Giant Otters Used to Be Fearsome Hunters in Ancient China
Six million years ago, massive otters roamed the Earth armed with powerful jaws and very big skulls. This image is a far cry from the adorable creatures that otters are known for being now, but new research revealed they used to be a lot more fearsome than the world gives them credit for.
According to a report from Live Science, scientists unearthed a 6.2 million year old fossil that turned out to be the largest otter ever on record. This impressive animal was revealed to be two times larger than today's South American giant sea otter and four times larger than the Eurasian otter.
The fossil was discovered back in 2010. It was nearly a complete skull when Chinese and American scientists found it in the Shuitangba quarry in southwestern China.
Lead researcher of the study Xiaoming Wang explained that this prehistoric otter - now extinct - is bigger than all of the other otter species that survived. Wang is also a curator of vertebrate paleontology at the Natural History Museum of Los Angeles County in California.
"The skull was unlike [that of] any other animals found so far, and that's when we realized that this is something unique and important," he added, then shared the challenges that came with the millions-year-old remains. "Because the skull was preserved in soft brown coal, it has been badly crushed into a pancake-like shape during the compaction of soft sediments."
In 2015, additional bones of the same species were found in the quarry. These included lower jaws, limbs and teeth.

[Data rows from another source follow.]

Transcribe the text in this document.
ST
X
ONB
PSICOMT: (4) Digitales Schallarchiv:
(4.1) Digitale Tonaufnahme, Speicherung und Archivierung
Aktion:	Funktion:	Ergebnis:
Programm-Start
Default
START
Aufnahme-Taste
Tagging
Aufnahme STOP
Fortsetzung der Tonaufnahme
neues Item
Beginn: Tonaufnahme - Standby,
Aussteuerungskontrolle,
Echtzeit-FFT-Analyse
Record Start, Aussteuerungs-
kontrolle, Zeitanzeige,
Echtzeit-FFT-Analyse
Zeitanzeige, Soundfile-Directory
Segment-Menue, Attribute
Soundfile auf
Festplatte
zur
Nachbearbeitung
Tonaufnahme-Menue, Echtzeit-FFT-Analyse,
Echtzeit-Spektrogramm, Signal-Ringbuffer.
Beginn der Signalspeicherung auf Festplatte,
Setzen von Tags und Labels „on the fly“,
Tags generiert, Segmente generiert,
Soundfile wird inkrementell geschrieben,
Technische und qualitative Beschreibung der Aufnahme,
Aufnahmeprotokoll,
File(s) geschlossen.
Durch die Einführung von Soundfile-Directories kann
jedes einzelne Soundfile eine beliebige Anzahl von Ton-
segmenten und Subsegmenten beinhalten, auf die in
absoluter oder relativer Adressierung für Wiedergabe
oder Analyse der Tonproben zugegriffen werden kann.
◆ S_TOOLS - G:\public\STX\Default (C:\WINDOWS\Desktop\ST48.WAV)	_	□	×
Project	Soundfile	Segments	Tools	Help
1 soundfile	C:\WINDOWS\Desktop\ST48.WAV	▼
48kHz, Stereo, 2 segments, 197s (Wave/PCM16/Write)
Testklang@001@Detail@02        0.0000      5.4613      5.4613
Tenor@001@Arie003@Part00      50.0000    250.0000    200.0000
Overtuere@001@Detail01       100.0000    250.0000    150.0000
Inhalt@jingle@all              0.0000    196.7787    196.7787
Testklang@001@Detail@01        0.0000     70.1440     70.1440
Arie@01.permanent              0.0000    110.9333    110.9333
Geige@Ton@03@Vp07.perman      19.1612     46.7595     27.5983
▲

Eventually, the team was able to piece together the arts and create a more complete picture of what they call the "obscure" species. Named the Siamogale melilutra, the extinct otter was part of one of the most primitive lineages that can be traced to at least 18 million years ago.
Interestingly enough, the size of this animal is somewhat surprising as many carnivores that evolve to be this large did so to subdue prey. Instead, the S. melilutra ate mollusks, although their powerful jaws were probably useful in cracking clam shells. Modern otters use tools like sharp rocks, but their ancient cousins may have been able to feed without extra help.
The new study was published online in the Journal of Systemic Paleontology.